Roya Kabodmehri, Marzieh Mehrafza*, Tahereh Zare Yousefi, Sahar Saghati Jalali, Fatemeh Sedaghat, Elmira Hosseinzadeh, Azadeh Raoufi, Sajedeh Samadnia, Zahra Nikpouri
Background:Expression of granulocyte colony stimulating factor (G-CSF) and its receptors in embryo and endometrium implicates the involvement of this glycoprotein on implantation process. In the present study, we aimed to evaluate the impact of routine use of subcutaneous administration of G-CSF on pregnancy outcomes in intracytoplasmic sperm injection (ICSI) patients.

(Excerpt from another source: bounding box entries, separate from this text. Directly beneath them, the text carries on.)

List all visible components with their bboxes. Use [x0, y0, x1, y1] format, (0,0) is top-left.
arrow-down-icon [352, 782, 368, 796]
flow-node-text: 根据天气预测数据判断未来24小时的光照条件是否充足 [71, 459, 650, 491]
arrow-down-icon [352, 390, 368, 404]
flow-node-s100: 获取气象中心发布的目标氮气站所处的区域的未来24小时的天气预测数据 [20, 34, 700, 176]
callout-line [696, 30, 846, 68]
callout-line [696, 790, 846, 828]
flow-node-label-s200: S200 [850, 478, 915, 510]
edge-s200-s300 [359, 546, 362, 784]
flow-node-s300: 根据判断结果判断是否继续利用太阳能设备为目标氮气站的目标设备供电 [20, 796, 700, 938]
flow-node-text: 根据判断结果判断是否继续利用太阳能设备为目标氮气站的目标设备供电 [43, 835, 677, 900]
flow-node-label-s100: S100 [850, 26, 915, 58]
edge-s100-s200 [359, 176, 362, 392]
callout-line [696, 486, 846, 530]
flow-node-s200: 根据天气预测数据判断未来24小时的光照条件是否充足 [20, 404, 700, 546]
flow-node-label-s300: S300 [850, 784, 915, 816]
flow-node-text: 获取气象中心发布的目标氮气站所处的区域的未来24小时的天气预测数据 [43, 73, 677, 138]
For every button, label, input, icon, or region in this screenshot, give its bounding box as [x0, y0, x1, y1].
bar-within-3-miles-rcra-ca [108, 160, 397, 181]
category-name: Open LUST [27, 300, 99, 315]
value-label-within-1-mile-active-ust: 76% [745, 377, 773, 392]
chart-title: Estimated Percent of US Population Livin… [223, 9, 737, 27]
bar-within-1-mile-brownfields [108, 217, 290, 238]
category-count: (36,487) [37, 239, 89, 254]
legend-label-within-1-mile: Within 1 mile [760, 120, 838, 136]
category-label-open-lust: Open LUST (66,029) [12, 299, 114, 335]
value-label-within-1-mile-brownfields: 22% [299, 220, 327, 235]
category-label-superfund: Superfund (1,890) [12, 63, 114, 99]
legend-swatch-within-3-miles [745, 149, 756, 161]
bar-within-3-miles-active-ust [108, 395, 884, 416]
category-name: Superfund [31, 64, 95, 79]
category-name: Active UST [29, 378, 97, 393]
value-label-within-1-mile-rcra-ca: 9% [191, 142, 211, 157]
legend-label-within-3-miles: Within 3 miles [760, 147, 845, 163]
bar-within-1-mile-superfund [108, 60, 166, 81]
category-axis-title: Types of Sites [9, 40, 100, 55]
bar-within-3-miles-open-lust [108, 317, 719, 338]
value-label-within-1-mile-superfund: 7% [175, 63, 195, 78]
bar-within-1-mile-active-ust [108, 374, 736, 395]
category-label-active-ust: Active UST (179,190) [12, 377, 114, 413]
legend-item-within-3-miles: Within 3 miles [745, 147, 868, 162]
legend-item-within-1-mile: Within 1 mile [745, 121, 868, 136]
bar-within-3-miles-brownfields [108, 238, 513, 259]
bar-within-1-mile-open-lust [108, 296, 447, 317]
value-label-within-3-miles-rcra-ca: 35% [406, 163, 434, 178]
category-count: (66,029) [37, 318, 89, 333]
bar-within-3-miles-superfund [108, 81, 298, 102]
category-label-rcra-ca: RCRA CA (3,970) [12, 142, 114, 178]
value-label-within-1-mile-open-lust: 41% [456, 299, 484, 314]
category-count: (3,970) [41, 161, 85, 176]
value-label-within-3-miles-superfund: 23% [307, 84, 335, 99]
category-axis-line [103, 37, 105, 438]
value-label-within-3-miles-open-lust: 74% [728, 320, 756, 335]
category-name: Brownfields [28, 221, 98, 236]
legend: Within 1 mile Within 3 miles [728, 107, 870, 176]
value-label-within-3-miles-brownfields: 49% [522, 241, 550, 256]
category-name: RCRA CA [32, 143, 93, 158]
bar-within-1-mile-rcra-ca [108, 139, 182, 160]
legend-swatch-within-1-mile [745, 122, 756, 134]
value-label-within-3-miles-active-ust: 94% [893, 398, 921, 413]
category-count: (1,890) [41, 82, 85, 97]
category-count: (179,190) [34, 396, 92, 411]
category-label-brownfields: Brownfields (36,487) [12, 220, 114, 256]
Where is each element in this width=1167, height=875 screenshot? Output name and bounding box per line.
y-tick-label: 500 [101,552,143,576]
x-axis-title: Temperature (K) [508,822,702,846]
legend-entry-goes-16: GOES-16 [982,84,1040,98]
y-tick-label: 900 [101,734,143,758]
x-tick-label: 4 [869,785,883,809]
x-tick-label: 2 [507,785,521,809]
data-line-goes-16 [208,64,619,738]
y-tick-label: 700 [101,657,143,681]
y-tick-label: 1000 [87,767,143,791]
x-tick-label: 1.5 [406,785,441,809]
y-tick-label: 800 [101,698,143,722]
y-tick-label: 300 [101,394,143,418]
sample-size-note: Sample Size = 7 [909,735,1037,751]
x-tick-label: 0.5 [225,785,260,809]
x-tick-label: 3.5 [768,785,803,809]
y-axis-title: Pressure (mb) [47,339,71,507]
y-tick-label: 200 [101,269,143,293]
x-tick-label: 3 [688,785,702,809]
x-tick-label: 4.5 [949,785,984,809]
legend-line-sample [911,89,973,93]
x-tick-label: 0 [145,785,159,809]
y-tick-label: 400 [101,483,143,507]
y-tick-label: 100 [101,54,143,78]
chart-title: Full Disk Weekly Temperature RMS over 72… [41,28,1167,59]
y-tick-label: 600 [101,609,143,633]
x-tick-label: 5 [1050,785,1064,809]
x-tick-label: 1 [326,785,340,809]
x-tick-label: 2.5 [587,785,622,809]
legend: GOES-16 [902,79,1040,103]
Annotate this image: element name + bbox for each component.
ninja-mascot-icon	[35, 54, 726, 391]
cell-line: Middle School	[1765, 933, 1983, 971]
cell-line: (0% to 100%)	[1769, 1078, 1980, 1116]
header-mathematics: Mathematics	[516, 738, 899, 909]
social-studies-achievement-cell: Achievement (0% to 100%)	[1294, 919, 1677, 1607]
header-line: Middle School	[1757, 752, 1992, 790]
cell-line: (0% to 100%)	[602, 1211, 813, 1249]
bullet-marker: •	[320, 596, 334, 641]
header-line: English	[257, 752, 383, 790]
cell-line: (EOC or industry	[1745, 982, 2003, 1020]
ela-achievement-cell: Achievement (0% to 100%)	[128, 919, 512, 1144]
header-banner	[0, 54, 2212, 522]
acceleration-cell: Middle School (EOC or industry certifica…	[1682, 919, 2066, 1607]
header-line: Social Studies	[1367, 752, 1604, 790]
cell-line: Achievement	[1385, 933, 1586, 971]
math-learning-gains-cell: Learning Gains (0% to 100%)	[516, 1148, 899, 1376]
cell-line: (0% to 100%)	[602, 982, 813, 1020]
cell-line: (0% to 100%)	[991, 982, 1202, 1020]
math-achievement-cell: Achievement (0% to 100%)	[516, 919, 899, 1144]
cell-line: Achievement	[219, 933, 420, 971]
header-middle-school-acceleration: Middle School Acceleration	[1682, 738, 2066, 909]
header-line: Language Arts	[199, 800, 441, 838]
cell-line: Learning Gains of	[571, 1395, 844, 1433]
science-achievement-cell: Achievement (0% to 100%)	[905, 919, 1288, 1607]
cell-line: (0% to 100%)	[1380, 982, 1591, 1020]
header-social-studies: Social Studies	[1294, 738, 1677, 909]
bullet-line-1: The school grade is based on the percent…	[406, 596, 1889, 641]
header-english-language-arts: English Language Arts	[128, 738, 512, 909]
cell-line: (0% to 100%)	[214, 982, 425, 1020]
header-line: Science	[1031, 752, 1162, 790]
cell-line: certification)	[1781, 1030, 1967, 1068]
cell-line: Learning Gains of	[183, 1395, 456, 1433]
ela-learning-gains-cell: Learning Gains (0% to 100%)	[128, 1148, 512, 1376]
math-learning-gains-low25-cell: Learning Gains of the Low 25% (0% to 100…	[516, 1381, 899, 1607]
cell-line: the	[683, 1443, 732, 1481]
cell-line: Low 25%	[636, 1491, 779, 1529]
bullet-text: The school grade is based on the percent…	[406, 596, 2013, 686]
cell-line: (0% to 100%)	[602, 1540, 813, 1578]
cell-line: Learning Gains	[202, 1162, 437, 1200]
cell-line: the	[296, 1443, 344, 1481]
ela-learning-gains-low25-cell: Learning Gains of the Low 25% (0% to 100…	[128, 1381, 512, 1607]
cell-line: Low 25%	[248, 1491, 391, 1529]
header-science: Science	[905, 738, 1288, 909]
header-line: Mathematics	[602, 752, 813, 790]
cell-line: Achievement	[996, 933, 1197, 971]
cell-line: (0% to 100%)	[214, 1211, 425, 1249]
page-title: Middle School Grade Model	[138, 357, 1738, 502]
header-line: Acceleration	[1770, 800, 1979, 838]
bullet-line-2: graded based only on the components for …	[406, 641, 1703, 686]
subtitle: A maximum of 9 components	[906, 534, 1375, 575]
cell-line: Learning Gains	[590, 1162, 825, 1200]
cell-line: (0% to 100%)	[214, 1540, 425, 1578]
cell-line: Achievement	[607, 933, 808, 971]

Methods: In this retrospective study, ICSI outcomes were compared between two groups of patients: the first group (n=108) who received subcutaneous G-CSF (300 mcg) two hours before the embryo transfer and the second group (n=110) who did not receive it. Pregnancy outcome was compared between the two groups. P-value<0.05 was considered statistically significant.
Results:There was no significant difference between G-CSF and control groups with respect to the rate of implantation (respectively, 23%vs. 23%, p=0.49), chemical (respectively, 43.5%vs. 50%, p=0.34) and clinical (respectively, 40.7% vs. 46.4%, p=0.23) pregnancy. In logistic regression analyses, subcutaneous G-CSF administration was not associated with clinical pregnancy in both crude and adjusted odds ratios (OR) with 95% confidence interval (CI) (crude OR: 0.8, CI: 0.47-1.36, p=0.4, and adjusted OR: 0.99, CI: 0.48-2.07, p=0.99).
Conclusion:In the present study, subcutaneous G-CSF did not improve pregnancy outcomes in patients undergoing ICSI; therefore, the routine use of this cytokine is not suggested for all patients.